Thought I'd give a little spin-off of the Civility thread.
(my personal views; take it or leave it, it's all fine.)
Not knowing what you don't know is one of the biggest dangers of the college admission journey. The object is to identify the unknown unknowns and convert them to known unknowns - in an attempt to make better decisions.
The board is very adept at alerting posters to both the known unknowns and the unknown unknowns. Also, the board has a way of flushing out a poster's knowledge base - because it's best to understand the motives, rationale and reasoning of a poster so YOU can assign whatever weight YOU deem appropriate. (As with many areas in life, adding experience and knowledge can expose unknown variables and put a decision on sounder, more rational footing; conversely ignoring experience and advice makes the underpinnings of a decision less based on knowledge and more based on intuition/gut.)
College admission - especially for athletes - is a jigsaw puzzle. Lots of moving pieces, lots to remember, lots to forget, lots to ignore. But above all, the pieces all interact and changing one changes more.
I am not picking on 2020, who is clearly involved, dedicated, and enjoying those long car rides (btw, those rides were the best and worst of times), but he wrote something and I thought I'd use an example in our life of an unknown unknown which turned into a known unknown in the college admission process dealing with financial aid. (A 25% athletic scholarship to a 60k school still leaves a huge shortfall.)

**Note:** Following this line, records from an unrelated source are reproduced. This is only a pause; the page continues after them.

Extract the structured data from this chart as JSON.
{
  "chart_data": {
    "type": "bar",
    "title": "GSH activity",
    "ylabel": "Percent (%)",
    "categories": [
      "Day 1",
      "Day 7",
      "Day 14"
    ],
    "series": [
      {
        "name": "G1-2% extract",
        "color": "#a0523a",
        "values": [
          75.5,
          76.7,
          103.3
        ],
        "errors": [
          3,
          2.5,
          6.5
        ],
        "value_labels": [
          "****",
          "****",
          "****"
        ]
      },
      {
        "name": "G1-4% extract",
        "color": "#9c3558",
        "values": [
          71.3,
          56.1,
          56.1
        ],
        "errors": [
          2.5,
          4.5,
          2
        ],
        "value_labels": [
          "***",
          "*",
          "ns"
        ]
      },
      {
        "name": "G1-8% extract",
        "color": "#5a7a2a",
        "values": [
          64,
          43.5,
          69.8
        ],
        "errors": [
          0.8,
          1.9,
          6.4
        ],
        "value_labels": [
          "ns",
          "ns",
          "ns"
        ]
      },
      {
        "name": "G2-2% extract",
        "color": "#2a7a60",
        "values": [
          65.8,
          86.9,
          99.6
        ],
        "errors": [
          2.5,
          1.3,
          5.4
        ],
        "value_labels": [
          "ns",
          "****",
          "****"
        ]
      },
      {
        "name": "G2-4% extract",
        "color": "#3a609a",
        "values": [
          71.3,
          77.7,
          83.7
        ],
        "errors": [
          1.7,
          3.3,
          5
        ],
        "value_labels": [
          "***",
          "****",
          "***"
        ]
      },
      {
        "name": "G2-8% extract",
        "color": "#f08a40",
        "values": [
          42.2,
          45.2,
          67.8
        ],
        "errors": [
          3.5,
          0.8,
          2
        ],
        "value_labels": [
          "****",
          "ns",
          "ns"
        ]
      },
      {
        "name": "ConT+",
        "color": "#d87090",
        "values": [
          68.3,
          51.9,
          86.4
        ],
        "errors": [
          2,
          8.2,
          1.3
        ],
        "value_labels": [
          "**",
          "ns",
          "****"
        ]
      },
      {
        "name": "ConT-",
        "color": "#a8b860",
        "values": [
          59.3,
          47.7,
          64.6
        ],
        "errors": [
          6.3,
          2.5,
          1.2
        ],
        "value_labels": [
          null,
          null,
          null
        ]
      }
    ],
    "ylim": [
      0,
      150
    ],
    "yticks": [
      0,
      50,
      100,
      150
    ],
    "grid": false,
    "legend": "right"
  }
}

"I get that some people pay advisors etc. Personally I just don't get that. And I am sure that could provide fodder for an entire thread. I would never pay anyone a dime for advice on how to go through a recruiting journey."
First, I understand that sentiment; I've been burned by too many "experts" taking our money over the years who were not experts (mechanics, coaches, interior designers, etc.). But, it's important to know that that is the poster's personal philosophy.
Second, that sentiment would have cost my family over 125k in college expenses.
How? By understanding the college financial aid system - though advice and knowledge of those who had come before.
We were regular readers of College Confidential (analogous to this board) and thought we had a decent handle on the admission process, but the colleges we were contemplating were non-scholarship (either academic or athletic) and expensive. The calculators for these schools showed we would be full pay - but we are owners of a small family business has ebbs and flows in its income - some years we were flush, others not so much.
CI vets urged finding a college financial consultant (we had never heard of such a thing, and my initial reaction was skepticism). So, we hired a financial college consultant for a few hours and learned that we could take our lemon (inconsistent cash flow and reinvestment) and turn it into lemonade by using legal, well-understood biz decisions. One kicker - those needed to be completed by the end of son's junior year ('cause that's the tax year the FA award is based upon) but which needed to be planned a year earlier (so, during soph year). Sure, we would have figured it out - in son's senior year - too late to take any action. As a direct result, our base year income gave us FA (grants) - all because an Internet board had members who continued to post even after their kids had made it to college and enjoyed doling out advice (and insults for the naive - of which I was one) which could be taken (or ignored) at the reader's option.
College admissions - particularly for athletes - is a messy process; to believe you have a handle on all the intracacies is folly - and the person who pays for this folly is the one we all seek to help.